SkillSwap – A Community-Driven Learning Platform
SkillSwap was born out of the idea that skills are meant to be shared. Built during a collaborative project sprint, this app enables people to exchange knowledge — whether it’s yoga, guitar, UX design, or language skills — without financial barriers. It’s a practical, purpose-driven product crafted for students, hobbyists, and lifelong learners.
Project Overview:
SkillSwap is a mobile-first app concept that allows people to learn and teach skills like yoga, cooking, or coding through peer-to-peer interactions. Sessions are matched based on availability, interest, and language preferences, encouraging active community participation.
Background:
This project was part of my Master’s in User Experience Management & Design, where we tackled real-world design problems using structured methodologies. The goal was to create a meaningful platform that empowers individuals to teach what they know and learn what they need—without financial or geographic barriers.
Brief/Challenge:
This was a solo project, where I led everything from ideation to high-fidelity prototyping:
UX research
Persona development
User flow design
Wireframing
UI design
Usability testing
Final storytelling and documentation
Design Brief:
Design a mobile learning platform that is:
User-friendly for both learners and teachers
Trust-oriented, especially in peer-based interactions
Scalable, allowing for future feature additions like community events or live group sessions
User & Business Goals
User goals: Easily find someone to learn from or teach without friction or awkwardness
Business goals: Encourage recurring usage, social interaction, and personal empowerment
Design Thinking Approach:
Discover → Define → Design → Test → Deliver
Research & Insights: I began with lightweight contextual interviews and job story mapping to gain a deeper understanding of motivations and pain points.
Key findings:
Users loved the idea of mutual teaching but worried about reliability
Availability and language compatibility were major concerns
Trust needed to be built before committing to a session
Job Stories (Examples):
“When I’m free in the evening, I want to find someone to teach me yoga so I can use my time well.”
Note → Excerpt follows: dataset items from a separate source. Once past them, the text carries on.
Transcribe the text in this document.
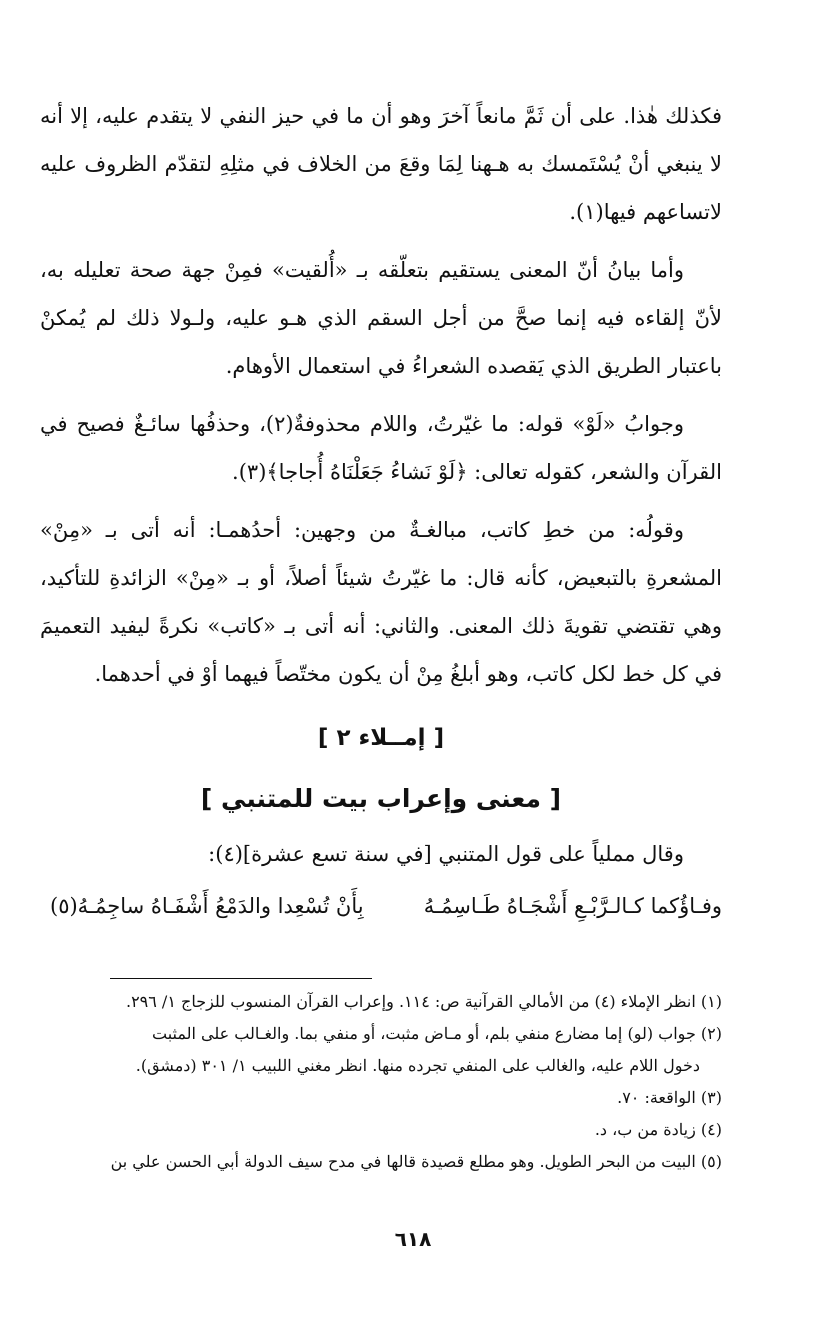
فكذلك هٰذا. على أن ثَمَّ مانعاً آخرَ وهو أن ما في حيز النفي لا يتقدم عليه، إلا أنه لا ينبغي أنْ يُسْتَمسك به هـهنا لِمَا وقعَ من الخلاف في مثلِهِ لتقدّم الظروف عليه لاتساعهم فيها(١).

وأما بيانُ أنّ المعنى يستقيم بتعلّقه بـ «أُلقيت» فمِنْ جهة صحة تعليله به، لأنّ إلقاءه فيه إنما صحَّ من أجل السقم الذي هـو عليه، ولـولا ذلك لم يُمكنْ باعتبار الطريق الذي يَقصده الشعراءُ في استعمال الأوهام.

وجوابُ «لَوْ» قوله: ما غيّرتُ، واللام محذوفةٌ(٢)، وحذفُها سائـغٌ فصيح في القرآن والشعر، كقوله تعالى: ﴿لَوْ نَشاءُ جَعَلْنَاهُ أُجاجا﴾(٣).

وقولُه: من خطِ كاتب، مبالغـةٌ من وجهين: أحدُهمـا: أنه أتى بـ «مِنْ» المشعرةِ بالتبعيض، كأنه قال: ما غيّرتُ شيئاً أصلاً، أو بـ «مِنْ» الزائدةِ للتأكيد، وهي تقتضي تقويةَ ذلك المعنى. والثاني: أنه أتى بـ «كاتب» نكرةً ليفيد التعميمَ في كل خط لكل كاتب، وهو أبلغُ مِنْ أن يكون مختّصاً فيهما أوْ في أحدهما.

[ إمــلاء ٢ ]

[ معنى وإعراب بيت للمتنبي ]

وقال مملياً على قول المتنبي [في سنة تسع عشرة](٤):

وفـاؤُكما كـالـرَّبْـعِ أَشْجَـاهُ طَـاسِمُـهُ
بِأَنْ تُسْعِدا والدَمْعُ أَشْفَـاهُ ساجِمُـهُ(٥)

(١) انظر الإملاء (٤) من الأمالي القرآنية ص: ١١٤. وإعراب القرآن المنسوب للزجاج ١/ ٢٩٦.

(٢) جواب (لو) إما مضارع منفي بلم، أو مـاض مثبت، أو منفي بما. والغـالب على المثبت

دخول اللام عليه، والغالب على المنفي تجرده منها. انظر مغني اللبيب ١/ ٣٠١ (دمشق).

(٣) الواقعة: ٧٠.

(٤) زيادة من ب، د.

(٥) البيت من البحر الطويل. وهو مطلع قصيدة قالها في مدح سيف الدولة أبي الحسن علي بن

٦١٨
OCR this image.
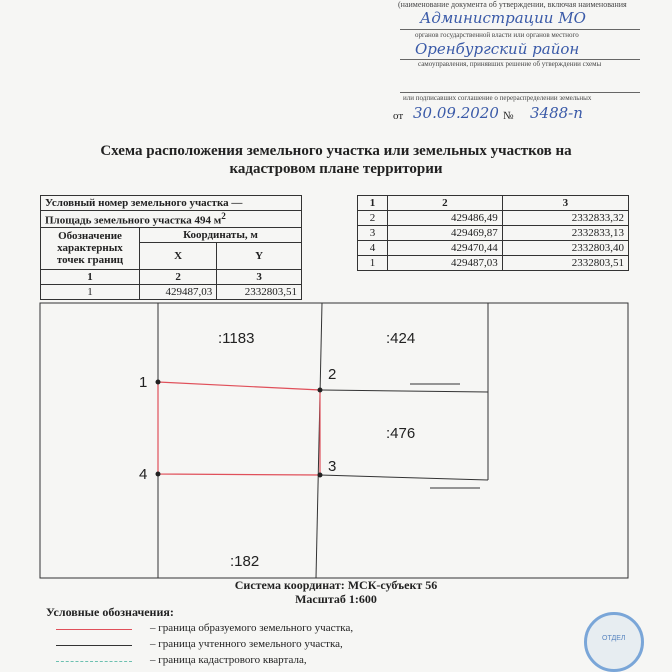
(наименование документа об утверждении, включая наименования
Администрации МО
органов государственной власти или органов местного
Оренбургский район
самоуправления, принявших решение об утверждении схемы
или подписавших соглашение о перераспределении земельных
от 30.09.2020 № 3488-п
Схема расположения земельного участка или земельных участков на
кадастровом плане территории
Условный номер земельного участка —		
Площадь земельного участка 494 $м^2$
Обозначение характерных точек границ	Координаты, м	
	X	Y
1	2	3
1	429487,03	2332803,51
1	2	3
2	429486,49	2332833,32
3	429469,87	2332833,13
4	429470,44	2332803,40
1	429487,03	2332803,51
:1183	:424
:476
:182
1	2
3
4
Система координат: МСК-субъект 56
Масштаб 1:600
Условные обозначения:
– граница образуемого земельного участка,
– граница учтенного земельного участка,
– граница кадастрового квартала,
ОТДЕЛ
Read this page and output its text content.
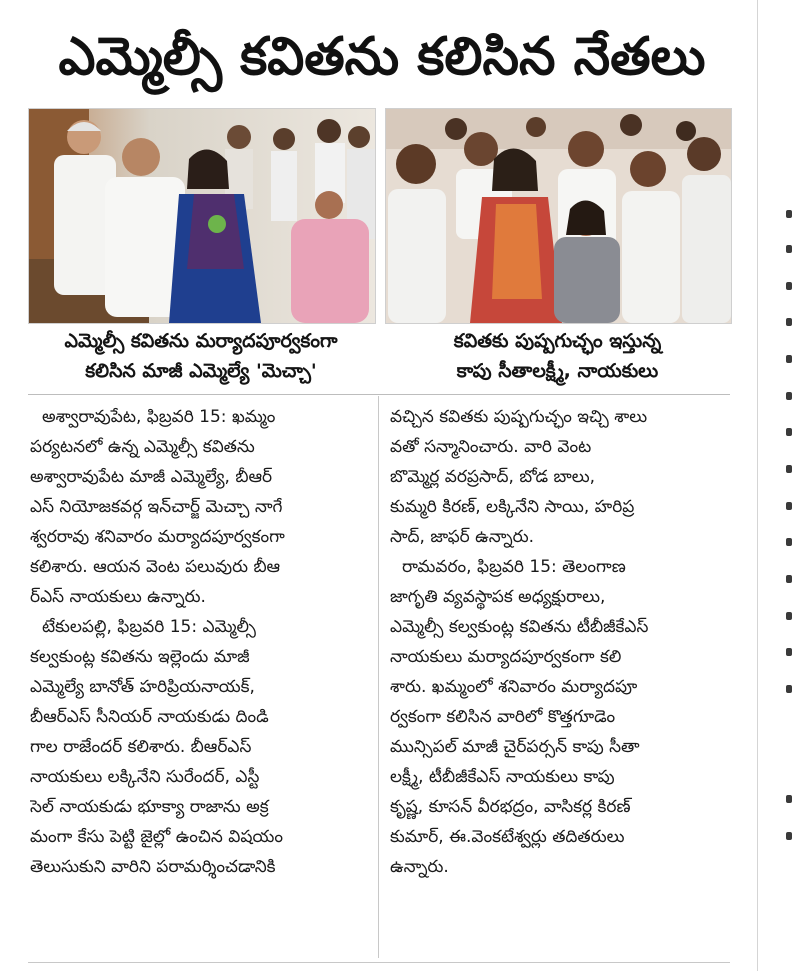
ఎమ్మెల్సీ కవితను కలిసిన నేతలు
ఎమ్మెల్సీ కవితను మర్యాదపూర్వకంగా
కలిసిన మాజీ ఎమ్మెల్యే 'మెచ్చా'
కవితకు పుష్పగుచ్ఛం ఇస్తున్న
కాపు సీతాలక్ష్మీ, నాయకులు
అశ్వారావుపేట, ఫిబ్రవరి 15: ఖమ్మం
పర్యటనలో ఉన్న ఎమ్మెల్సీ కవితను
అశ్వారావుపేట మాజీ ఎమ్మెల్యే, బీఆర్
ఎస్ నియోజకవర్గ ఇన్‌చార్జ్ మెచ్చా నాగే
శ్వరరావు శనివారం మర్యాదపూర్వకంగా
కలిశారు. ఆయన వెంట పలువురు బీఆ
ర్‌ఎస్ నాయకులు ఉన్నారు.
టేకులపల్లి, ఫిబ్రవరి 15: ఎమ్మెల్సీ
కల్వకుంట్ల కవితను ఇల్లెందు మాజీ
ఎమ్మెల్యే బానోత్ హరిప్రియనాయక్,
బీఆర్‌ఎస్ సీనియర్ నాయకుడు దిండి
గాల రాజేందర్ కలిశారు. బీఆర్‌ఎస్
నాయకులు లక్కినేని సురేందర్, ఎస్టీ
సెల్ నాయకుడు భూక్యా రాజాను అక్ర
మంగా కేసు పెట్టి జైల్లో ఉంచిన విషయం
తెలుసుకుని వారిని పరామర్శించడానికి
వచ్చిన కవితకు పుష్పగుచ్ఛం ఇచ్చి శాలు
వతో సన్మానించారు. వారి వెంట
బొమ్మెర్ల వరప్రసాద్, బోడ బాలు,
కుమ్మరి కిరణ్, లక్కినేని సాయి, హరిప్ర
సాద్, జాఫర్ ఉన్నారు.
రామవరం, ఫిబ్రవరి 15: తెలంగాణ
జాగృతి వ్యవస్థాపక అధ్యక్షురాలు,
ఎమ్మెల్సీ కల్వకుంట్ల కవితను టీబీజీకేఎస్
నాయకులు మర్యాదపూర్వకంగా కలి
శారు. ఖమ్మంలో శనివారం మర్యాదపూ
ర్వకంగా కలిసిన వారిలో కొత్తగూడెం
మున్సిపల్ మాజీ చైర్‌పర్సన్ కాపు సీతా
లక్ష్మీ, టీబీజీకేఎస్ నాయకులు కాపు
కృష్ణ, కూసన్ వీరభద్రం, వాసికర్ల కిరణ్
కుమార్, ఈ.వెంకటేశ్వర్లు తదితరులు
ఉన్నారు.
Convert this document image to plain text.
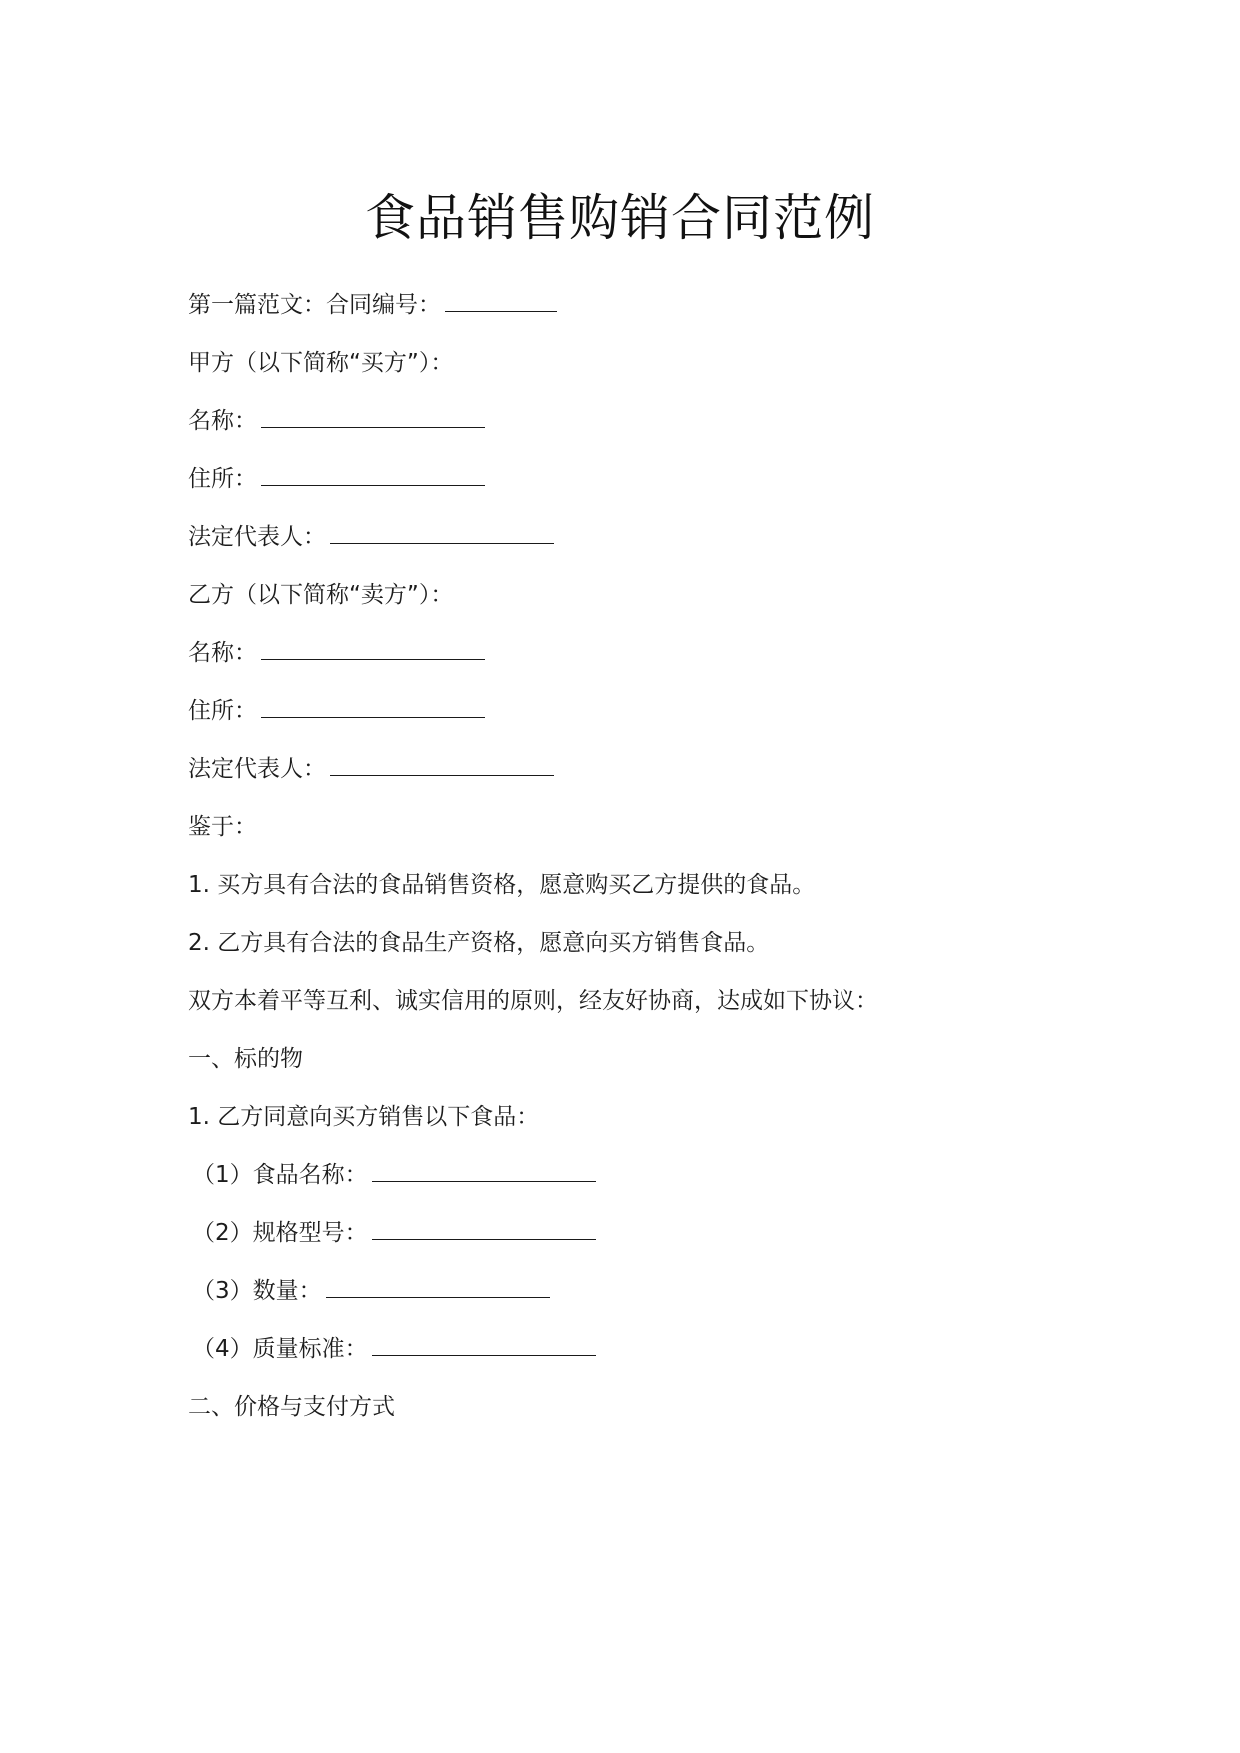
食品销售购销合同范例
第一篇范文：合同编号：
甲方（以下简称“买方”）：
名称：
住所：
法定代表人：
乙方（以下简称“卖方”）：
名称：
住所：
法定代表人：
鉴于：
1. 买方具有合法的食品销售资格，愿意购买乙方提供的食品。
2. 乙方具有合法的食品生产资格，愿意向买方销售食品。
双方本着平等互利、诚实信用的原则，经友好协商，达成如下协议：
一、标的物
1. 乙方同意向买方销售以下食品：
（1）食品名称：
（2）规格型号：
（3）数量：
（4）质量标准：
二、价格与支付方式
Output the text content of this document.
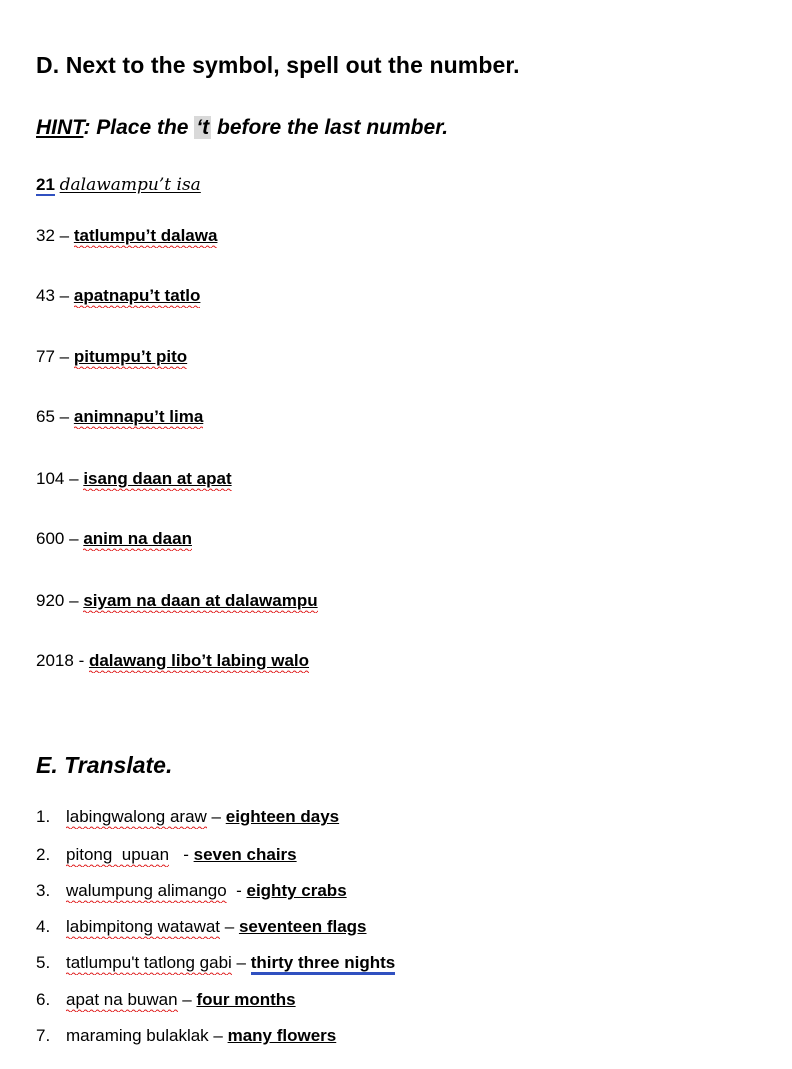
D. Next to the symbol, spell out the number.
HINT: Place the ‘t before the last number.
21 dalawampu’t isa
32 – tatlumpu’t dalawa
43 – apatnapu’t tatlo
77 – pitumpu’t pito
65 – animnapu’t lima
104 – isang daan at apat
600 – anim na daan
920 – siyam na daan at dalawampu
2018 - dalawang libo’t labing walo
E. Translate.
1. labingwalong araw – eighteen days
2. pitong  upuan   - seven chairs
3. walumpung alimango  - eighty crabs
4. labimpitong watawat – seventeen flags
5. tatlumpu't tatlong gabi – thirty three nights
6. apat na buwan – four months
7. maraming bulaklak – many flowers
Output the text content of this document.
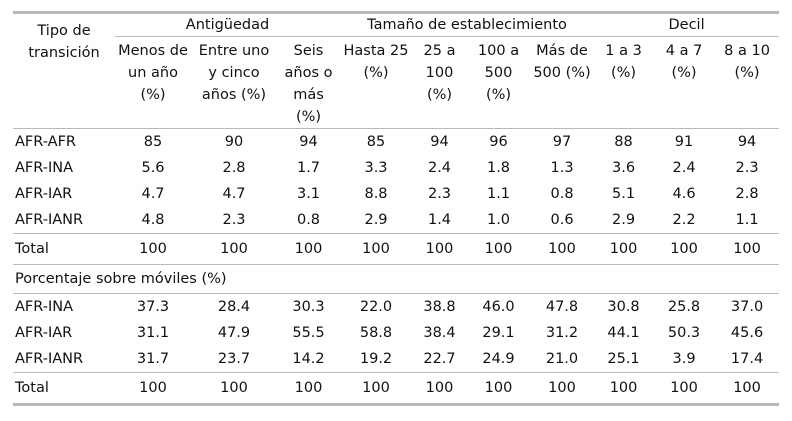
Tipo de transición	Antigüedad			Tamaño de establecimiento				Decil		
	Menos de un año (%)	Entre uno y cinco años (%)	Seis años o más (%)	Hasta 25 (%)	25 a 100 (%)	100 a 500 (%)	Más de 500 (%)	1 a 3 (%)	4 a 7 (%)	8 a 10 (%)
AFR-AFR	85	90	94	85	94	96	97	88	91	94
AFR-INA	5.6	2.8	1.7	3.3	2.4	1.8	1.3	3.6	2.4	2.3
AFR-IAR	4.7	4.7	3.1	8.8	2.3	1.1	0.8	5.1	4.6	2.8
AFR-IANR	4.8	2.3	0.8	2.9	1.4	1.0	0.6	2.9	2.2	1.1
Total	100	100	100	100	100	100	100	100	100	100
Porcentaje sobre móviles (%)										
AFR-INA	37.3	28.4	30.3	22.0	38.8	46.0	47.8	30.8	25.8	37.0
AFR-IAR	31.1	47.9	55.5	58.8	38.4	29.1	31.2	44.1	50.3	45.6
AFR-IANR	31.7	23.7	14.2	19.2	22.7	24.9	21.0	25.1	3.9	17.4
Total	100	100	100	100	100	100	100	100	100	100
“After a session, I want to track what I’ve learned and rate my peer to ensure a good experience for others.”
Ideation & Design Exploration: Real-time calendar sync with dynamic filtering (time, language, skill type)
In-app chat before confirmation to allow trust-building
Modular skill cards with quick actions: Book, Message, View Profile
Design Decisions:
Dual onboarding: Users select both what they want to learn and what they can teach
Trust-centred flow: Profiles show completed sessions, ratings, and availability
User control: Flexible accept/reject functionality for incoming requests
Session history: Helps users track progress, repeat sessions, or rebook favourite partners.
Learnings & Reflection
Designing for dual user roles (learner and teacher) meant solving mirrored problems—but it also offered opportunities for deeper engagement and empowerment. This project helped me grow in:
Service design thinking
Clarity in UX flows
Designing for trust in peer-based systems
It was a valuable exercise in balancing functionality with emotional design—while staying grounded in what real people actually need.